Although there were a few Cassandras (including Nouriel Roubini from the interventionist side and Peter Schiff from the hard-money/deregulate side) who had very prescient descriptions of what was coming, generally speaking most economists had no idea just how bad things would be in 2008.I'm guessing Bob is putting himself into the group that missed the very obvious oncoming 2008 crisis. But what is really curious is his current post-crisis commentary. He runs this chart of the monetary base up to May 2010:
Why anyone would run this chart. without major qualifiers, baffles me big time. As any economist who is watching Fed data knows, the monetary base in relation to what entered the economy in early 2010 are two very different things, since major portions of Fed money printing went into excess reserves and didn't impact the economy. Here's the chart on excess reserves through May 2010, the same end point Murphy uses.
And for those who don't think that all those funds flowing into excess reserves didn't have an impact on money supply, here is the erratic quarterly money supply growth with the same May 2010 end point.
Yet, Murphy writes about none of this. He writes as if the monetary base has meaning in and of itself (my bold):
The above picture [the monetary base] isn’t the current one; it shows what the monetary base looked like, as of May 2010. So I’m saying I think most economists had common sense, looked at that chart, and thought, “You know, I just can’t agree with Scott Sumner that that is a picture of the tightest monetary policy since Herbert Hoover. I understand how back in the Depression, M1 and M2 actually fell sharply, and so did prices. But we’ve had rising Ms and CPI since the start of 2009. Sure, CPI growth hasn’t been high by historical standards, but we haven’t had outright deflation. And man, the Fed sure has pumped in a lot of base money. Maybe pushing harder on that particular lever isn’t really the answer. I’m not even sure running up more government debt will help, since we’ve had multiple years of trillion-dollar-plus deficits and that too doesn’t seem to be working very well.”
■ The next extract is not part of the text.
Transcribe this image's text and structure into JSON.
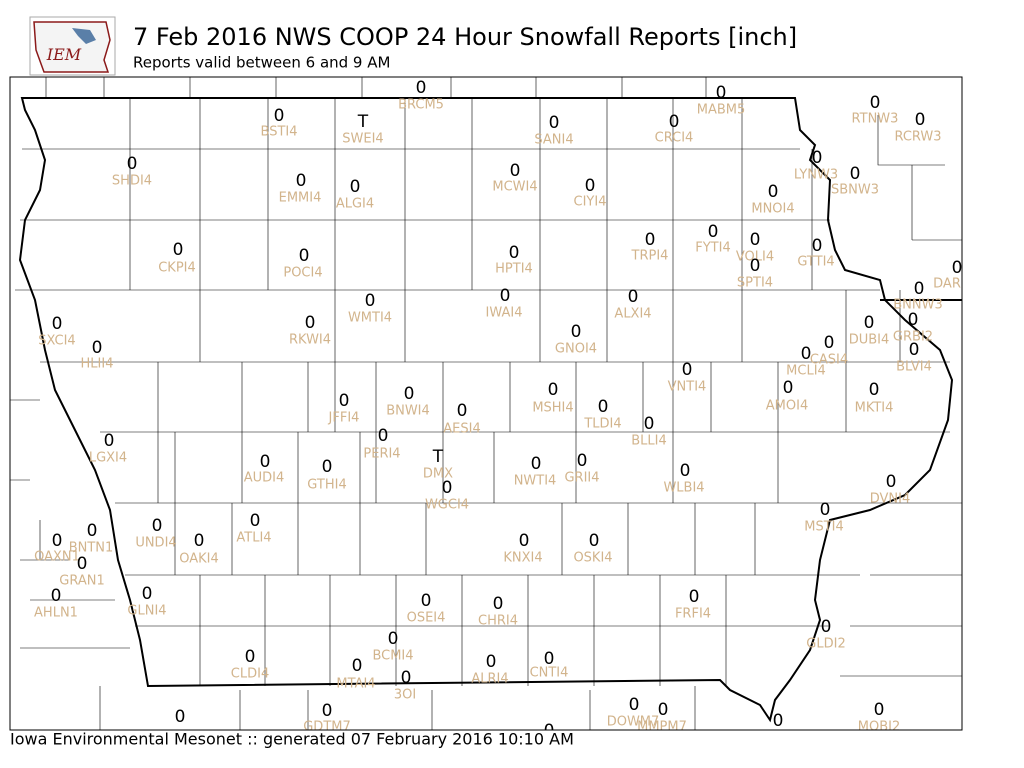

Murphy completely misses the up and then dramatic downswing in money supply growth because he is looking at only step one of the monetary policy process. It's as though he is putting food in a microwave, pulls it out after two minutes (without putting the power on) and saying, "These microwaves sure aren't what they are all made out to be." Money needs to get into the system, that means it has to become part of required reserves with the banks loaning the money out, the power needs to be turned on if you will. Murphy misses all of this.
But he goes on:
So why the turnaround? I think it’s because guys like Peter Schiff, Marc Faber, and (to a much lesser extent, since I’m not famous) me, were going nuts in 2009 warning everybody about Bernanke’s mad plan to debase the dollar. When our warnings didn’t come to pass, Krugman and Sumner (mostly Krugman) were running victory laps, saying “nana nana boo boo, we were right and the critics are idiots.”Note, again, he fails to mention the unprecedented increase in excess reserves which Schiff and Faber never discussed, either.
Incredibly, Murphy just buys into the argument that "unprecedented money-creation" occurred and didn't cause major price inflation (my bold):
Seeing that unprecedented money-creation didn’t seem to hurt, economists slowly got convinced to give it another try. In this effort, guys like Sumner were instrumental, because he relentlessly used very cogent arguments and data to show why everything made sense, from his perspective.This is simply outrageous. Money supply growth has turned incredibly erratic under Bernanke and his new tools, such as his introduction of interest payments on excess reserves, which is resulting in banks placing a trillion dollars plus into excess reserves, making the system even more erratic. For Murphy to cruise through a post discussing the near meaningless monetary base without its relation to other money elements, including the money supply itself(!) is beyond useless it is terribly misleading, dangerous and he has put a dagger in Krugman's hands during any future debate he has with Krugman.